Dare to be different, Mekong Delta advised
Last updated: 10/1/2010 10:20
A foreigner seeks information about the Mekong Delta at an international tourism exhibition in Ho Chi Minh City on Thursday |
Be different. Do not offer more of the same. This is what experts are telling Mekong Delta provinces.
The delta has what it takes to become a great tourist destination but unoriginal activities and poor services do not help tap this potential, they say.
Nguyen Thanh Vuong, deputy director of the Market Department under the Vietnam National Administration of Tourism, said he found too many overlapping tourism activities on a recent visit to the region.
Everywhere he went he could find similar floating markets, orchards, waterway trips and folk music performances. Vuong said tourists visited traditional cake makers and crocodile farms in Ben Tre Province, but then they went to Can Tho City and they would do the same thing again.
This is because tourism operators are not creative enough, Vuong said. Although there are similar natural conditions all over the delta region, this does not mean the provinces should offer exactly the same things to tourists, he told a recent conference in Kien Giang Province.
But tourism companies do not think they are the ones to blame.
The problem is each locality does not even know its own strengths and specialties that they can promote to tourists, said Le Phong Tran, deputy head of the international market department at Ho Chi Minh City-based Fiditour.
“Many times tourism companies have suggested new potential activities, but the provinces have not supported them,” Tran said.
Huynh Hong Tham, marketing manager at the Saigon-My Tho Toserco Company, said it was also hard to find support from local residents for developing new tourism products.
Tham said her company wanted to partner with farmers to organize agriculture tours, but its offers were all turned down. Most of the farmers said they were content with what they had and they did not need another job, she said.
Mekong Delta locals pay little attention to promoting their cultural values, Tham said. She said she found residents in other regions more active in promoting their hometowns.
“In the Duong Lam ancient village in Hanoi, everyone can talk passionately about their place,” she said. “Many people in the Mekong Delta can’t do that.”
The delta comprises 12 provinces and one city. It covers an area of more than 40,620 square kilometers and accounts for 20.5 percent of the nation’s population of nearly 90 million.
While everyone agreed that the region has great potential for tourism thanks to favorable weather as well as its natural and cultural diversity, what it has done so far is not very impressive, experts say.
The delta attracts less than ten million tourists a year and generates a mere 2.75 percent of the country’s tourism revenues.
Vuong of the Vietnam National Administration of Tourism, in an essay published earlier this month in the Nhan Dan newspaper, said the Mekong Delta has five national forests, four natural reserves, hundreds of famous historical and cultural sites, dozens of folk festivals, and 211 craft villages.
But due to the lack of good services and interesting activities, each Vietnamese tourist only spends an average of 2.8 days in the Mekong Delta.

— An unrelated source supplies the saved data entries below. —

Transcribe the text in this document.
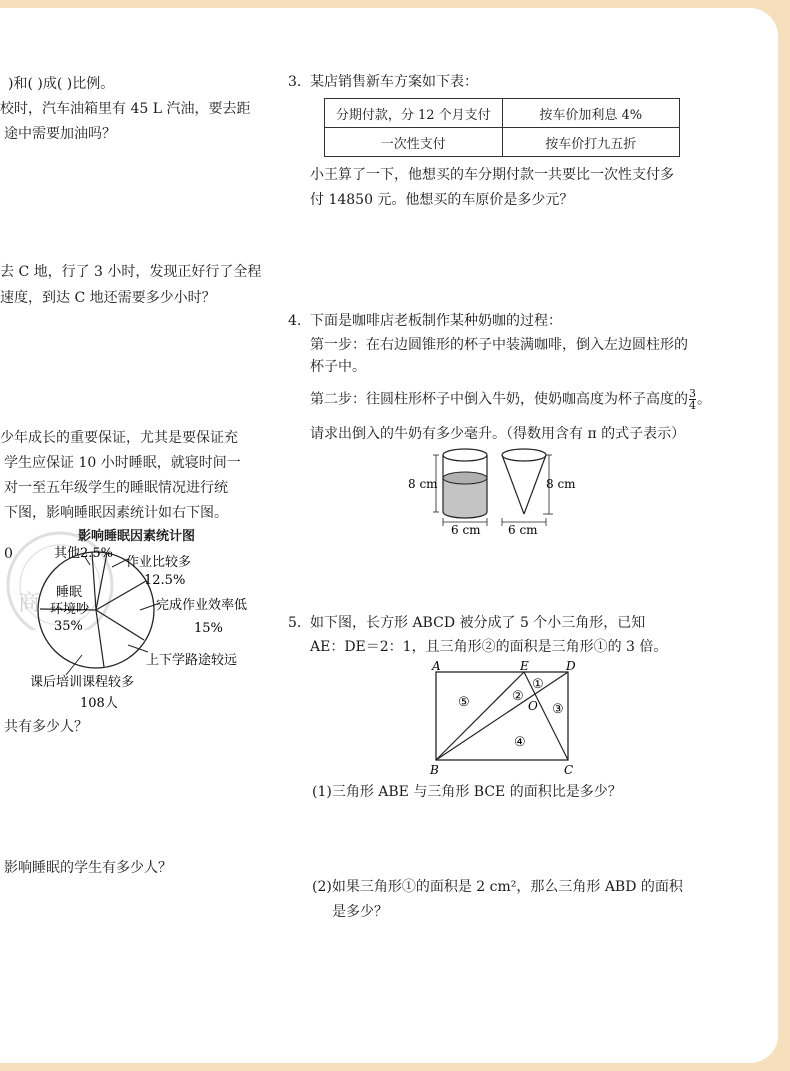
)和( )成( )比例。
校时，汽车油箱里有 45 L 汽油，要去距
途中需要加油吗？
去 C 地，行了 3 小时，发现正好行了全程
速度，到达 C 地还需要多少小时？
少年成长的重要保证，尤其是要保证充
学生应保证 10 小时睡眠，就寝时间一
对一至五年级学生的睡眠情况进行统
下图，影响睡眠因素统计如右下图。
0
共有多少人？
影响睡眠的学生有多少人？
商
影响睡眠因素统计图
其他2.5%
作业比较多
12.5%
完成作业效率低
15%
上下学路途较远
课后培训课程较多
108人
睡眠
环境吵
35%
3. 某店销售新车方案如下表：
分期付款，分 12 个月支付	按车价加利息 4%
一次性支付	按车价打九五折
小王算了一下，他想买的车分期付款一共要比一次性支付多
付 14850 元。他想买的车原价是多少元？
4. 下面是咖啡店老板制作某种奶咖的过程：
第一步：在右边圆锥形的杯子中装满咖啡，倒入左边圆柱形的
杯子中。
第二步：往圆柱形杯子中倒入牛奶，使奶咖高度为杯子高度的 $\frac{3}{4}$ 。
请求出倒入的牛奶有多少毫升。（得数用含有 π 的式子表示）
8 cm
6 cm
8 cm
6 cm
5. 如下图，长方形 ABCD 被分成了 5 个小三角形，已知
AE：DE＝2：1，且三角形②的面积是三角形①的 3 倍。
A	E	D
B	C
O
①
②
③
④
⑤
(1)三角形 ABE 与三角形 BCE 的面积比是多少？
(2)如果三角形①的面积是 2 cm²，那么三角形 ABD 的面积
是多少？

Foreign tourists stay for less time at 1.8 days, Vuong said.
He said although the region has around 900 hotels, large and small, only 19 of them are ranked three stars or higher. Besides, restaurants still need to improve their quality while better sports and entertainment facilities have to be provided for tourists.
Over the past ten years the government has financed the Mekong Delta with VND715 billion (US$36.7 million) to develop infrastructure for tourism, not to mention a fund of $10 million from the Asia Development Bank and $21.88 million in foreign investment inflows.
Still, most of the new hotels and resorts have failed to live up to expectations and there was nothing special about them, Vuong said. “Their architecture does not blend with the environment and their services are below par.”
Phan Dinh Hue, director of Viet Circle Travel and Service Company, said what tourists need now is good riverside resorts where they can stay for five days to a week.
The opportunity offered by the Mekong River has to be seized, he said, noting that short visits to orchards do not give tourists good opportunities to spend more.
Hue said cruise trips on the river from one province to another can be a good idea because the demand for this service is high, especially from European tourists.
Do Cam Tho, an expert of the Institute for Tourism Development Research in Hanoi, said all localities can continue to base their tourism products on the river and fruit orchards, but they need to have a sharper focus.
Each province and city should have something different to offer than the others, and each of them needs to stand out, she said.